The study, which originally went online on October 28 and has yet to be approved by other scientists for publication in a scientific journal, suggests that an eight-day quarantine in which people are tested on entry on day 1 and again on day 7 before discharge on day 8 (as it usually takes one day for PCR test results) is just as effective as a 14-day quarantine without testing. However, it is not possible to test twice in many places, so the authors also modeled whether it would be better to test before or during quarantine. They concluded that post-quarantine testing – ideally around the sixth or seventh day, when the amount of virus in the body has reached detectable levels – is more effective than entry testing.

The results are in line with a previous study by a UK group published online this summer which, based on modeling simulations, suggested that an eight-day quarantine with PCR testing on the seventh day would provide protection similar to a period 14-day quarantine. However, the new study by Townsend and colleagues went further and validated some of its findings by testing the recommendation with the Australian company BHP, which conducts offshore oil drilling.

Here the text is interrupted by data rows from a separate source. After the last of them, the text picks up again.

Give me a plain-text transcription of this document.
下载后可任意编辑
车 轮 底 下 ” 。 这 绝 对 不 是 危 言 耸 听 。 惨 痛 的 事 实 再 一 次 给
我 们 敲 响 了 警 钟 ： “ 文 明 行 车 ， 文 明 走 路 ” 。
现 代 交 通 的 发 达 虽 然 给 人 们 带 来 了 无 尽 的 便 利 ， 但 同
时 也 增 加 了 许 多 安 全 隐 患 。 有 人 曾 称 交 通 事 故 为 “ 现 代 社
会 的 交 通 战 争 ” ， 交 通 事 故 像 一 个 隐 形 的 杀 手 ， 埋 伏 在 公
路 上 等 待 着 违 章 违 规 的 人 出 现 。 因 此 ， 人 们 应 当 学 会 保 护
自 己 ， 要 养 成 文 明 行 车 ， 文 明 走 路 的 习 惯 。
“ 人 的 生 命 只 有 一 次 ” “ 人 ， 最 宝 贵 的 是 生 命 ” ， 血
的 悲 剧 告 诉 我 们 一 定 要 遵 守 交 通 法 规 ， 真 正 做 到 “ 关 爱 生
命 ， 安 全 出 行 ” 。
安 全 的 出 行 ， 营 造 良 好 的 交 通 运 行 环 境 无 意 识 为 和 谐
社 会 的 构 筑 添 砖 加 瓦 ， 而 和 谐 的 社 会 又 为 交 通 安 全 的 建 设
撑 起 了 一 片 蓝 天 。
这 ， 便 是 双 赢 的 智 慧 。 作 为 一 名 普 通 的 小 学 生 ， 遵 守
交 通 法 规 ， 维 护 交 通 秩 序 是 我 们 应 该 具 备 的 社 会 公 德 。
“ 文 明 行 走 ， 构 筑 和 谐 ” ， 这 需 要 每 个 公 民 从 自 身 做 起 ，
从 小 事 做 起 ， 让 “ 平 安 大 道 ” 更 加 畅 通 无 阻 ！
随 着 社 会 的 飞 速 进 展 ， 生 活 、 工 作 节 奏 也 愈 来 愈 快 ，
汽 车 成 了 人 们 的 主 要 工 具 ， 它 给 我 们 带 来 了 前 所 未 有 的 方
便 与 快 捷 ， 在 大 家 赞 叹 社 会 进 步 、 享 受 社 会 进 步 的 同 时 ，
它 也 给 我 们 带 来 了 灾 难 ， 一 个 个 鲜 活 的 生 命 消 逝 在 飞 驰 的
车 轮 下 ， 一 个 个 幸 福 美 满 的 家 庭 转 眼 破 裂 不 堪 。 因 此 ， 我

BHP had previously instructed its workers to quarantine in a hotel on land before deploying to the offshore drilling site as a precaution, as conditions on the rig involve close living and working quarters where Covid- 19 could easily spread. But the study results also prompted the company to implement exit testing. “They were incredibly receptive” to change, says Townsend. Once the new protocol was put in place, he identified 16 of the 1,026 people who tested negative on the entry test, but then tested positive on the second test. Without the second test, they might not have been detected as carriers of the virus and would have left for offshore platforms. Townsend says he has heard that the news about the importance of exit testing is prompting other companies to rethink their approach: “Other oil companies have heard of the effectiveness of BHP’s work in preventing epidemics, and this [approach] migrated through the industrial sector. “

“I think these results are significant because they help make quarantine less burdensome for people.”

“I think these results are significant because they make quarantine less burdensome for people,” says Angela Rasmussen, virologist at Columbia University. “However, it strongly depends on the testing capacity. Without sufficient testing, this will not be possible. Laboratories across the United States have struggled to meet demands for Covid-19 testing.

Ronald Fricker, professor of statistics at the Virginia Polytechnic and State University, says the shortened quarantines supported by the new work have many benefits. “In addition to the obvious economic benefits for people who can return to work faster, it could also improve public health practices, as shorter quarantine times are likely associated with higher compliance rates,” says Fricker. “Simply put, people are more likely to stay in quarantine for a week rather than two weeks. Plus, shorter timelines mean quarantine is less of a logistical and mental health burden for people.

Townsend, for his part, says his family has no travel plans and is staying home in isolation for Thanksgiving. “As an epidemiologist doing this kind of work, you would feel like a hypocrite if you didn’t take the most extreme precautions,” he says. Townsend adds, however, that his wife and three children will always mark the occasion, albeit in a smaller version: “We’re going to have a Thanksgiving meal, and it will be fun and it will be great.”